山々のかなたの人里はなれた村に、アボ・サコとよばれるひとりの老人が住んでいた。彼はいつも子供のように陽気で、子供たちと遊ぶのを好んだ。……村の年寄りたちは子供たちに彼と遊ぶことを禁じた。……「あなたはここでなにをしているのです」と仙女はたずねた。「私はここでしずかに死にたいと思って来たのです」(「アボ・サコ老人」)

若者たちがビリアンを嫁にほしいといって来たが、母親はいつも貧乏人よりも金持の方を好んだ。母親は、いつも「そんな男のところに嫁にゆくくらいなら悪魔を亭主にもった方がましだ」と答えていた。ある日、ビリアンが友だちにそう話していることを、悪魔がきいた。(「悪魔と風来坊」)

いっぴきの猿と、いっぴきの亀が川の土手に腰かけていた。一本のバナナの茎が流れて来た。「あのバナナの茎をひろって植えるのはよいことだと思わんかね」と猿がいった。「君は泳げるかね」と亀がきいた。「僕は泳げん」と猿はいった。「では、僕がバナナの木をとつて来よう。木は二人で山わけだ。」(「亀と猿」)

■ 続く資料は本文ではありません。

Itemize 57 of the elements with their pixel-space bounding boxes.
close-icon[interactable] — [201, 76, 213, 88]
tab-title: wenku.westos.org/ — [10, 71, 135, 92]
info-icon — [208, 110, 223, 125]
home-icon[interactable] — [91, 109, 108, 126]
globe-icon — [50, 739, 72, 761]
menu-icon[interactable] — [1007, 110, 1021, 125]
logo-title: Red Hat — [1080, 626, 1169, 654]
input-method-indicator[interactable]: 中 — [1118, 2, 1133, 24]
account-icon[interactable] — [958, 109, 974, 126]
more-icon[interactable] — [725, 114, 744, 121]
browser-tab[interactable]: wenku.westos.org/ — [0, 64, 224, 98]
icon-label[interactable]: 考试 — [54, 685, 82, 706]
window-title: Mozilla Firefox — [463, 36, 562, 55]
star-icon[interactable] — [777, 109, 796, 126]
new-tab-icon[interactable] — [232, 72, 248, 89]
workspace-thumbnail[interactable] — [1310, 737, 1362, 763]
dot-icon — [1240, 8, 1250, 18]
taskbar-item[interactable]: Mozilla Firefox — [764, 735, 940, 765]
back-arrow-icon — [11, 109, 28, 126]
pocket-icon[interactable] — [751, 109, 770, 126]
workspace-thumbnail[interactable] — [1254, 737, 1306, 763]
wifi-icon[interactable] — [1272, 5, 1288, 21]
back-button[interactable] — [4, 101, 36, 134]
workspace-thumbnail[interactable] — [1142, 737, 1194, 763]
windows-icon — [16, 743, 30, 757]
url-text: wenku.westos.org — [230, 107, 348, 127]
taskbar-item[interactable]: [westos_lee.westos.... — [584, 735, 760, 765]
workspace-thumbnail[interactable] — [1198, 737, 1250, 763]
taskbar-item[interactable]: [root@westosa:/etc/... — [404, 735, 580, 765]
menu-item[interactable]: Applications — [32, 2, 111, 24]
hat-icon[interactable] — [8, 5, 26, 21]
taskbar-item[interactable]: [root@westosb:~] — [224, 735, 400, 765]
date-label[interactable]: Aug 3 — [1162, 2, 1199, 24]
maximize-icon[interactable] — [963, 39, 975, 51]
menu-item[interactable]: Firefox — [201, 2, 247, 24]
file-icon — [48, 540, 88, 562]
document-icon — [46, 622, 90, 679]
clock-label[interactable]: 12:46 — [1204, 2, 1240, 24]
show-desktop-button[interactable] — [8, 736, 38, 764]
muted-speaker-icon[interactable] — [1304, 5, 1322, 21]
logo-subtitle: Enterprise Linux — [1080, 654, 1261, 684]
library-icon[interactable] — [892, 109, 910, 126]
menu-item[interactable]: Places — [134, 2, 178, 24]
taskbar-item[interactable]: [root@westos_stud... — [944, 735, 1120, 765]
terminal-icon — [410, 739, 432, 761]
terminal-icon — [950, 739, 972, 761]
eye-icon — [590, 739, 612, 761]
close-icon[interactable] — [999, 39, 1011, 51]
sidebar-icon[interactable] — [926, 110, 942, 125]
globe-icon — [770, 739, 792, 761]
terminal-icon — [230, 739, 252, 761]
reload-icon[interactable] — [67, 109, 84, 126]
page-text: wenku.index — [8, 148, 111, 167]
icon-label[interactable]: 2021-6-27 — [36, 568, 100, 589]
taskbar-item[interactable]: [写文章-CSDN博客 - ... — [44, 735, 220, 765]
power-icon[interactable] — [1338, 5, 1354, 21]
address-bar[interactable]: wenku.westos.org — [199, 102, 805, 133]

挿画は萩原朔太郎『猫町』の表紙画で知られる川上澄生。
付録「スペイン、メキシコ、フィリピン」井上幸孝
  「フィリピンの猿民話概説」辻貴志

【著者紹介】

火野葦平 (ヒノアシヘイ)

1907年福岡生まれ。本名玉井勝則。早稲田大学英文科を卒業前に兵役に服す。除隊後、家業の沖仲仕組頭を継ぐ。労働運動に従事し検挙されて転向の後、地元の同人誌に参加。1937年、日中戦争に兵士として従軍中『糞尿譚』が芥川賞を受賞。従軍記『麦と兵隊』『土と兵隊』『花と兵隊』の「兵隊三部作」がベストセラーとなる。太平洋戦争中に報道班員として活躍。戦後は公職追放指定を受け「戦犯作家」とされた。著書に、従軍記『麦と兵隊』、自伝的長編『花と龍』、『革命前後』など多数。1960年死去。

川上澄生 (カワカミスミオ)

1895年横浜生まれ。17歳のとき木下杢太郎著『和泉屋染物店』の口絵を見て木版画制作を始める。22歳でカナダへ渡り4か月過ごした後、アラスカの缶詰工場で働く。1921年栃木県立宇都宮中学校の英語教師となる。1945年北海道疎開。1949年栃木県立宇都宮女子高等学校の講師となる。南蛮と文明開化をテーマとした作品の制作を続けた。1972年死去。